Cal. 1985), rev., 477 U.S. 41, 106 S.Ct. 2390 (1986). "
- 3. We know that no one is required to obtain an SSN to
live or work in the U.S.
- I, along with hundreds of others, have letters from SSA
that tell us so in plain language. You must apply for a SSN in order to
obtain a benefit down the line. The government does not automatically issue
an SSN to anyone. Babies are NOT required to be given that insidious number
before they can leave a hospital. It says so right on SSA's own web site,
yet parents are brow beaten and threatened all across this country. It
- However, even if you choose not to get a social security
number, the thieves in Congress passed laws to tax you anyway for someone
else's retirement. A Ponzi scheme that is TRILLIONS in the hole.

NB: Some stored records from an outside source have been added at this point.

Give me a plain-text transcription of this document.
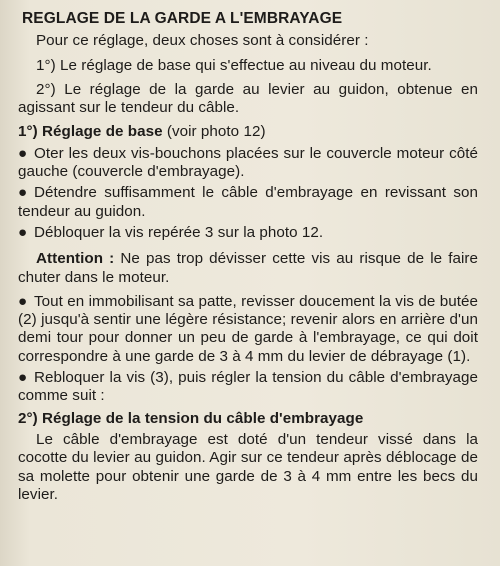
REGLAGE DE LA GARDE A L'EMBRAYAGE

Pour ce réglage, deux choses sont à considérer :

1°) Le réglage de base qui s'effectue au niveau du moteur.

2°) Le réglage de la garde au levier au guidon, obtenue en agissant sur le tendeur du câble.

1°) Réglage de base (voir photo 12)

● Oter les deux vis-bouchons placées sur le couvercle moteur côté gauche (couvercle d'embrayage).

● Détendre suffisamment le câble d'embrayage en revissant son tendeur au guidon.

● Débloquer la vis repérée 3 sur la photo 12.

Attention : Ne pas trop dévisser cette vis au risque de le faire chuter dans le moteur.

● Tout en immobilisant sa patte, revisser doucement la vis de butée (2) jusqu'à sentir une légère résistance; revenir alors en arrière d'un demi tour pour donner un peu de garde à l'embrayage, ce qui doit correspondre à une garde de 3 à 4 mm du levier de débrayage (1).

● Rebloquer la vis (3), puis régler la tension du câble d'embrayage comme suit :

2°) Réglage de la tension du câble d'embrayage

Le câble d'embrayage est doté d'un tendeur vissé dans la cocotte du levier au guidon. Agir sur ce tendeur après déblocage de sa molette pour obtenir une garde de 3 à 4 mm entre les becs du levier.
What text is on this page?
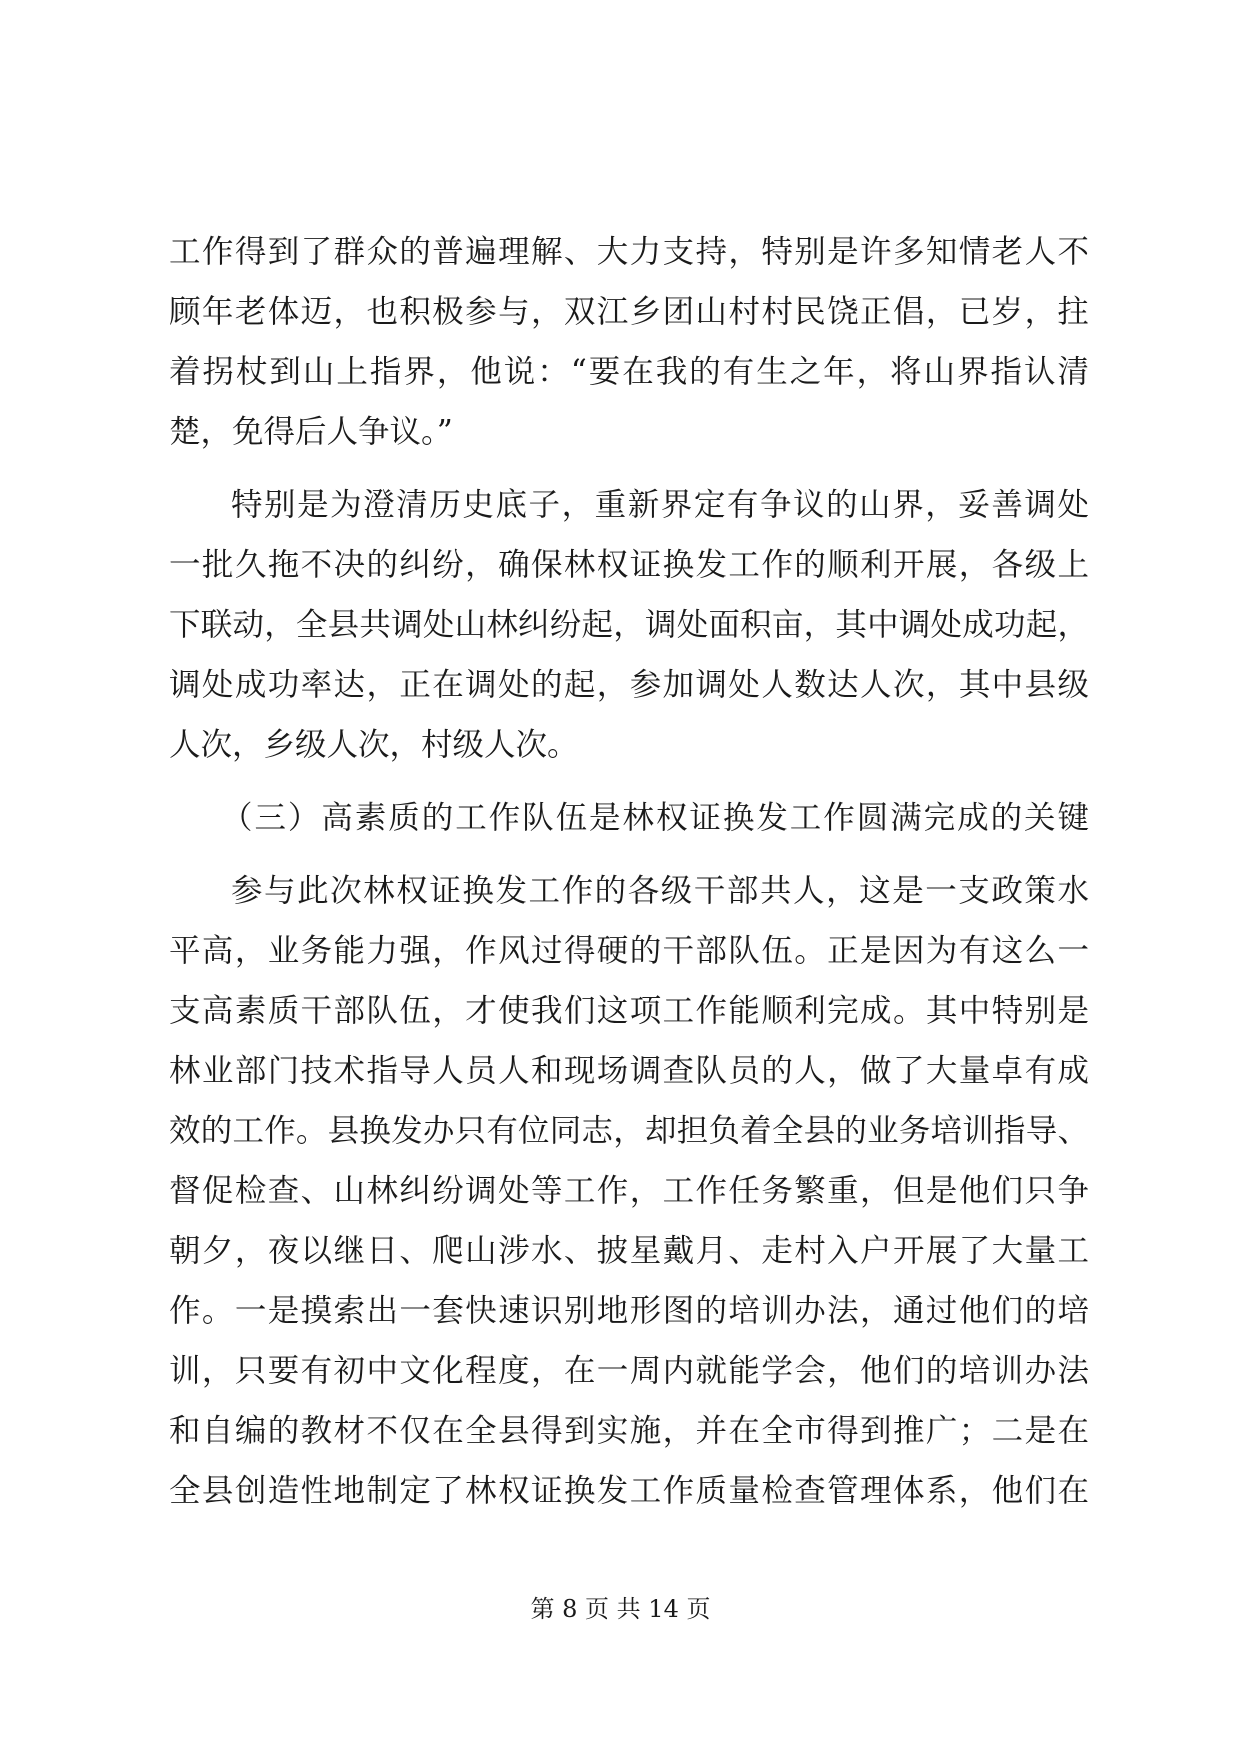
工作得到了群众的普遍理解、大力支持，特别是许多知情老人不
顾年老体迈，也积极参与，双江乡团山村村民饶正倡，已岁，拄
着拐杖到山上指界，他说：“要在我的有生之年，将山界指认清
楚，免得后人争议。”
特别是为澄清历史底子，重新界定有争议的山界，妥善调处
一批久拖不决的纠纷，确保林权证换发工作的顺利开展，各级上
下联动，全县共调处山林纠纷起，调处面积亩，其中调处成功起，
调处成功率达，正在调处的起，参加调处人数达人次，其中县级
人次，乡级人次，村级人次。
（三）高素质的工作队伍是林权证换发工作圆满完成的关键
参与此次林权证换发工作的各级干部共人，这是一支政策水
平高，业务能力强，作风过得硬的干部队伍。正是因为有这么一
支高素质干部队伍，才使我们这项工作能顺利完成。其中特别是
林业部门技术指导人员人和现场调查队员的人，做了大量卓有成
效的工作。县换发办只有位同志，却担负着全县的业务培训指导、
督促检查、山林纠纷调处等工作，工作任务繁重，但是他们只争
朝夕，夜以继日、爬山涉水、披星戴月、走村入户开展了大量工
作。一是摸索出一套快速识别地形图的培训办法，通过他们的培
训，只要有初中文化程度，在一周内就能学会，他们的培训办法
和自编的教材不仅在全县得到实施，并在全市得到推广；二是在
全县创造性地制定了林权证换发工作质量检查管理体系，他们在
第 8 页 共 14 页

- The bottom line is that CON-gress cannot force anyone
to purchase health care insurance. I don't care what an ignorant fool like
Baucus says. If this mess ever gets signed into law, there will be lawsuits
by those contacted and told they must buy health insurance or pay a fine
and/or go to jail. Bank on it.
- Also, note in Helvering v Davis the court correctly pointed
out that SS taxes go into the general fund of the treasury and are not
ear marked for any specific spending purpose. A mathematically doomed program
from the start.
- Also, see:
- Health Care Reform: Congress Has no Authority to Legislate
- Judge Andrew Napolitano: Health Care is completely Unconstitutional
- The forced health care coverage in Massachusetts is a
complete disaster. Costs are going through the roof.
- Romneycare Costs One Hospital $100 Million
- Please get on the phone all next week to your federal
senator and tell them NO on any of these plans. More than 260 provisions
that I've read in the plethora of bills have already been shot down by
District Courts and the U.S. Supreme Court; I've cited many of the cases
in my columns. Tell them all they're doing is creating a mess of new lawsuits.
- Health care COVERAGE reform is needed at the state level.